Who’s to blame for high gas prices?
As prices at the pump soar, we should stop the whining and get marching.
Here we go again.
News that Canadian gasoline pump prices popped just ahead of the Easter long weekend has ignited a national fit of righteous indignation, complete with huffing and puffing about the injustice of it all.
Along with hockey, whining about gas prices is a national sport in Canada. The obvious option of taking public transportation — or just not driving — doesn't really diminish the apparent pleasure of collective fuming about how much it all costs. Or how unfair it is.
Fuel prices that are immune from the market forces of supply and demand, it seems, are an inalienable right. And there are many who seem to feel that "The Government" should do something about it.
If this turns out, because of geopolitical upheaval in countries like Syria and Iran, to be a sustained price increase rather than a response to a seasonal spike in demand and transition from refining heating oil to gasoline, there's no question that higher pump prices could potentially have a negative impact on fragile, early stages of economic recovery.
Economists at the Bank of Montreal figure that a 30-cent rise in North American pump prices (to $1.70 a litre in Canada and $5 a gallon in the U.S.) could shave a percentage point from annual economic growth.
It also contributes to inflation and business operating costs all around.
If the situation is sufficiently dire for consumers — especially in an election year in the U.S. — President Barack Obama has the option of tapping his government's significant oil reserves to help ease retail prices.
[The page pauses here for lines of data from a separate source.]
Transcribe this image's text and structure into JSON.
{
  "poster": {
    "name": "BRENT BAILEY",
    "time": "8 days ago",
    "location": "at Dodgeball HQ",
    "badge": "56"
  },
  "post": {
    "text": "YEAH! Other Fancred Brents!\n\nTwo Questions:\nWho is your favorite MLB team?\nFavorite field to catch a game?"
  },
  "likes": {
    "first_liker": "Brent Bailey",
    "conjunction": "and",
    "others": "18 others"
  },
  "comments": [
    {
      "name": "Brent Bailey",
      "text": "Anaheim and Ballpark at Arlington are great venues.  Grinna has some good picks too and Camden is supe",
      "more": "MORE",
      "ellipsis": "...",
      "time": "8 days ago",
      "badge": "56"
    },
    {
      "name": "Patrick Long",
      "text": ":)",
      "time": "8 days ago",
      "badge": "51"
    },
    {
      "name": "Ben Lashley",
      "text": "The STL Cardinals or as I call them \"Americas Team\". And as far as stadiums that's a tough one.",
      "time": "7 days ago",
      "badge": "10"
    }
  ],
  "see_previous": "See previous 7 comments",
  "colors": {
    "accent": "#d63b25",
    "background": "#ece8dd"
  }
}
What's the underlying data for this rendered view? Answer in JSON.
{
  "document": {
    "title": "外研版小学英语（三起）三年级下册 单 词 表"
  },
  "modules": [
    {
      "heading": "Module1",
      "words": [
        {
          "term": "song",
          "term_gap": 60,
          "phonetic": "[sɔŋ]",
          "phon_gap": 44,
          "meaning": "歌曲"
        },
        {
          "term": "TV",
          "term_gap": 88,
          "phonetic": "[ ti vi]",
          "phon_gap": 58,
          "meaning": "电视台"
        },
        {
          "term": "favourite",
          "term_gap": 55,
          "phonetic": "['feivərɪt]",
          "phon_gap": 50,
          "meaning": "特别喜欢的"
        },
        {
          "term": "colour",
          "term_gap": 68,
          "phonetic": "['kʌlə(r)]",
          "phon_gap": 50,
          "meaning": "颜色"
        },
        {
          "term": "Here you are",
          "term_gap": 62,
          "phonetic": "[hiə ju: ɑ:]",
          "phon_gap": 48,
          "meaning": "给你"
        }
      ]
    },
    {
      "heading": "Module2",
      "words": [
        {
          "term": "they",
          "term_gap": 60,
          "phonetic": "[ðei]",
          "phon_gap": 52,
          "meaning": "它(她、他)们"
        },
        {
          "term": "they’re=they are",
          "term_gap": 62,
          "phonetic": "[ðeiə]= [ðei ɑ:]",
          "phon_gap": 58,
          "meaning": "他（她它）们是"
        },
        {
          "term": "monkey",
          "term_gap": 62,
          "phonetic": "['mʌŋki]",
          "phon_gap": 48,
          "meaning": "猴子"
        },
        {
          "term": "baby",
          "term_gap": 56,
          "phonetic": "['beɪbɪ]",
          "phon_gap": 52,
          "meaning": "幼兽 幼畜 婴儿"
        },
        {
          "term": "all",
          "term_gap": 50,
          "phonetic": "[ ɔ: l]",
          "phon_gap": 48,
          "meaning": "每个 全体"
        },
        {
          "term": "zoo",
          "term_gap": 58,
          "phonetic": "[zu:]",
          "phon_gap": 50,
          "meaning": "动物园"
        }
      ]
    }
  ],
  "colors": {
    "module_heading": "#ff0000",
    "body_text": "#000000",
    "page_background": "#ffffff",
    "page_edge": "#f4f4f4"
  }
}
But that's where the tampering should stop.
If central governments were to start artificially distorting a global commodity market and regulating a domestic one, it would require considerable resources - human and financial. And that would all have to come from tax dollars.
And, of course, everyone is keen to allocate more money to a new federal bureaucracy.
Given that many people think The Government has already come to play in too large and too interventionist a role in national economies as a result of the global financial crisis, its direct involvement in managing or mandating fuel prices would certainly set off a new round of complaints.